Ein Hackerangriff auf den Landkreis Anhalt-Bitterfeld hat den ersten Cyber-Katastrophenfall in Deutschland ausgelöst. Die Verwaltung des Landkreises in Sachsen-Anhalt muss nach eigenen Angaben fast zwei Wochen lang ihre Arbeit weitgehend einstellen, weil Kriminelle das Computersystem am 6. Juli attackiert haben. 

"Wir sind praktisch vollkommen lahmgelegt – und das wird auch in der kommenden Woche so sein", sagte ein Sprecher. Der Landkreis mit rund 157.000 Einwohnerinnen und Einwohnern kann deshalb etwa keine Sozial- und Unterhaltsleistungen mehr auszahlen. Die Sicherheitsbehörden ermitteln. 

Kommunale IT-Infrastruktur ist vielerorts schwach

Um schneller reagieren zu können, wurde laut dem Landkreissprecher der Katastrophenfall ausgerufen. Das Bundesamt für Sicherheit in der Informationstechnik (BSI) teilte mit, dass es eingeschaltet und vor Ort sei. Es handle sich demnach um eine Premiere: "Es gab in Deutschland schon Angriffe auf Kommunen, aber keine, die daraufhin einen Katastrophenfall ausgerufen hat", sagte eine BSI-Sprecherin.

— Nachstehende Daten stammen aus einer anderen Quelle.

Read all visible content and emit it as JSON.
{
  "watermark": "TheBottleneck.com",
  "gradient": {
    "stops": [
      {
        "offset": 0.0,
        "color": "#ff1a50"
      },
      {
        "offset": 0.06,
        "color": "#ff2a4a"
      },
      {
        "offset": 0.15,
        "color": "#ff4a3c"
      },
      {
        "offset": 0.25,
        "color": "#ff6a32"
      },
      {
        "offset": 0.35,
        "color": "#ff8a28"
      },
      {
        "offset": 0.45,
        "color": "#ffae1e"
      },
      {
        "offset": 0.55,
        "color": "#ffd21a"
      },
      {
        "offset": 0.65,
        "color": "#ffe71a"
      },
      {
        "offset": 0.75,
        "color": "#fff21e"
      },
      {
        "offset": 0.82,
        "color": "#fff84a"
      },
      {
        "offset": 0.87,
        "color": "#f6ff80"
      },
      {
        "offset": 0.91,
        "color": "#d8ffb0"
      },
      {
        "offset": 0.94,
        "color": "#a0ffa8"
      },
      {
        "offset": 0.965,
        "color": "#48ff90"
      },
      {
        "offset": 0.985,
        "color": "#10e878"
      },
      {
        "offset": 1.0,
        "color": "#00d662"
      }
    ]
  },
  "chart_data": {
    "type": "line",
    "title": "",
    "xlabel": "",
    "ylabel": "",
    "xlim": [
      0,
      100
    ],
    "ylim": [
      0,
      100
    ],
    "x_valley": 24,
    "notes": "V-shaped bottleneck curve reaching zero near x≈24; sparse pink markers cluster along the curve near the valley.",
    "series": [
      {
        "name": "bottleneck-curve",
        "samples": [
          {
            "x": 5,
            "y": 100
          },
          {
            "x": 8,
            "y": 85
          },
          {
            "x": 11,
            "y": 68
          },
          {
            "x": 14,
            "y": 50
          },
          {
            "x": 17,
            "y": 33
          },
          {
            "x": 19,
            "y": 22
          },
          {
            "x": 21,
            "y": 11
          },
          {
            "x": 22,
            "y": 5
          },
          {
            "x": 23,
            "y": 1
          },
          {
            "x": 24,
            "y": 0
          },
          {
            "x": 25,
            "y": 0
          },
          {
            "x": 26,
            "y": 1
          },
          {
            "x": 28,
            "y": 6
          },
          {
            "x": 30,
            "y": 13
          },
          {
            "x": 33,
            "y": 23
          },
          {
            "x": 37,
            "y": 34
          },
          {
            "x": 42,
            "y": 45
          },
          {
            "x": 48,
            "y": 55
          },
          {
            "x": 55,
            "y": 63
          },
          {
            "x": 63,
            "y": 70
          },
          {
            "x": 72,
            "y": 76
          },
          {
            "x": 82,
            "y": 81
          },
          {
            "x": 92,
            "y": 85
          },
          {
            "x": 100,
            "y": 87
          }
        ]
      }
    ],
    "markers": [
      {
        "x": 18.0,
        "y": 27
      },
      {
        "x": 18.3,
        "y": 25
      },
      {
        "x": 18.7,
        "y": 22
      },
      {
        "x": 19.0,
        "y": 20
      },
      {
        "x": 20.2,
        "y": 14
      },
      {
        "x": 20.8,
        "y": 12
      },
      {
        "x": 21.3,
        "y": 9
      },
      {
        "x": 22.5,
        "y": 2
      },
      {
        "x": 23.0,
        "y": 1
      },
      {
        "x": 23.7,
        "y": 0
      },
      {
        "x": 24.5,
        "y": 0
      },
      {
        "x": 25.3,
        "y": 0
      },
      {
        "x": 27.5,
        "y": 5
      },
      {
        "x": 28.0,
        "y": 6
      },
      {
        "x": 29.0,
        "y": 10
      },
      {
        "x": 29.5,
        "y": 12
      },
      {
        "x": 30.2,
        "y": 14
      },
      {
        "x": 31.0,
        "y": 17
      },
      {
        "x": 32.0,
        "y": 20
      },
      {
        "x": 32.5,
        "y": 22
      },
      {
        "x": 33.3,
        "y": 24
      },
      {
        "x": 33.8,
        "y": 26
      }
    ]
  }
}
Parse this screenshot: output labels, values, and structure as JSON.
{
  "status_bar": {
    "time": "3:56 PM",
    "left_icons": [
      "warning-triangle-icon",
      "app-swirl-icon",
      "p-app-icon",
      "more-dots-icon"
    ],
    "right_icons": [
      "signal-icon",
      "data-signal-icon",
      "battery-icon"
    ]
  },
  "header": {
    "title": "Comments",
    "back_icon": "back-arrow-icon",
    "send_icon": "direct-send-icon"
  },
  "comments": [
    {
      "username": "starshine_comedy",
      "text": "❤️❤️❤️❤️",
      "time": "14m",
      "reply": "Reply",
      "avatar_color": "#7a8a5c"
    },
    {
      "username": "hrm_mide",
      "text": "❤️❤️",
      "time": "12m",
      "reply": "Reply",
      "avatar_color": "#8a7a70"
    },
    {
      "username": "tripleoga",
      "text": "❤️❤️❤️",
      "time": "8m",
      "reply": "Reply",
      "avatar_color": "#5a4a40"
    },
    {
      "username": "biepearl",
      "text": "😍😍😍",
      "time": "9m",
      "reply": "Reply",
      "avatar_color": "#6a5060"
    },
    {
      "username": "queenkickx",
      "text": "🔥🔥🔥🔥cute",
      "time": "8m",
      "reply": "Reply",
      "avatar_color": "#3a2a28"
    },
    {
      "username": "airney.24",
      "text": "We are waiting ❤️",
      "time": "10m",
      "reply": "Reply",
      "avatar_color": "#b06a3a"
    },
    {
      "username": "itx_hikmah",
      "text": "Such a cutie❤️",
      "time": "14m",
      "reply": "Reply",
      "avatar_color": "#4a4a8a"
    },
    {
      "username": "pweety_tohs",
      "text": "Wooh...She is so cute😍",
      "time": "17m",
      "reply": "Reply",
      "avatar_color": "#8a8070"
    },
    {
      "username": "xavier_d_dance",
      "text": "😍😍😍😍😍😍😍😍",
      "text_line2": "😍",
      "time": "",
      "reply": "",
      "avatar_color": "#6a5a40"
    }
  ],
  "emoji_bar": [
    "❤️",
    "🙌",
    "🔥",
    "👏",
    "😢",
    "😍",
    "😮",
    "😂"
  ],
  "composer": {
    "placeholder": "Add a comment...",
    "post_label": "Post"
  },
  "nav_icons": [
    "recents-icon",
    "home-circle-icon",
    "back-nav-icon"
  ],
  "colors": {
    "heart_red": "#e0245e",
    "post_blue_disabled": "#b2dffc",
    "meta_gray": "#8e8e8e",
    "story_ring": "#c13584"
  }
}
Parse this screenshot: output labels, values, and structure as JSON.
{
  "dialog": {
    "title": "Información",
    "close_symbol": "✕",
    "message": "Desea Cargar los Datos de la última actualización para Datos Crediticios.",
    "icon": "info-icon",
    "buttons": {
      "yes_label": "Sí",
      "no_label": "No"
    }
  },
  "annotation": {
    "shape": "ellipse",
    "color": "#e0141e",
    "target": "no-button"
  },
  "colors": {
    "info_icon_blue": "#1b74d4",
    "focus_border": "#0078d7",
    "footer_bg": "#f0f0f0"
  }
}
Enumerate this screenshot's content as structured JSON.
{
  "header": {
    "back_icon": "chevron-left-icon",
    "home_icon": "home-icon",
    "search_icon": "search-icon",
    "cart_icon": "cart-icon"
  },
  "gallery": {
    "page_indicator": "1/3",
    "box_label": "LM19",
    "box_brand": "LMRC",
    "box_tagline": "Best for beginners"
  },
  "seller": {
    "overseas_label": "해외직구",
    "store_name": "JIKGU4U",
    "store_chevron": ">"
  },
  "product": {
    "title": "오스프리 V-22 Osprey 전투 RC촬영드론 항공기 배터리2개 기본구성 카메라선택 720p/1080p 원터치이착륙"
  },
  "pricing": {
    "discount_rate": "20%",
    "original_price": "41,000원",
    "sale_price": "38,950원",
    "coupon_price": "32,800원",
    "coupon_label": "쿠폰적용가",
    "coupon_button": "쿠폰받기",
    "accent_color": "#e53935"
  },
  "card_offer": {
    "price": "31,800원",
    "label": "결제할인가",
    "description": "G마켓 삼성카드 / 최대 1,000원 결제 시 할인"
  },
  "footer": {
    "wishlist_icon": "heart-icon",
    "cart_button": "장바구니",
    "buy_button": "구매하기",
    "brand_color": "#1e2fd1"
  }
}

Die Gefährdung scheint bekannt zu sein: Sicherheitskreise verweisen darauf, dass die kommunale IT-Infrastruktur in Deutschland wahrscheinlich am schlechtesten gegen Cyberangriffe geschützt ist – obwohl dort sehr viele Daten der Bürgerinnen und Bürger anfallen. Kommunen nutzen häufig veraltete Hard- und Software, große Firmen und der Bund hingegen verfügen über umfangreiche IT-Abteilungen.

Beim BSI gibt es seit 2011 ein Nationales Cyberabwehrzentrum, das Angriffe vor allem auf die Bundesverwaltung registrieren und abwehren soll. Unternehmen der sogenannten kritischen Infrastruktur wie etwa der Energieversorgung unterliegen zudem einer Meldepflicht für Cyberangriffe.

Viele Hackerangriffe in vergangenen Monaten

Zu den Angreifern wollte der Landkreis Anhalt-Bitterfeld mit Verweis auf die polizeilichen Ermittlungen keine Angaben machen. In Sicherheitskreisen wird vermutet, dass es sich erneut um Erpressung handelt. In solchen Fällen verschlüsseln Angreifer Daten, die sie erst nach Zahlung einer geforderten Summe wieder freigeben.

In den vergangenen Monaten hatten sich die Angriffe krimineller Gruppen auf Netzwerke sowohl auf Firmen als auch öffentliche Einrichtungen gehäuft. So wurden etwa Medizinfirmen und das Klinikum Düsseldorf angegriffen, das danach Abteilungen vorübergehend schließen musste.

Erst vergangene Woche hatte ein Angriff einer Erpressergruppierung in den USA und anderen Staaten wie Deutschland Hunderte Firmen betroffen. Teilweise werden auch staatliche Akteure hinter den kriminellen Gruppen vermutet.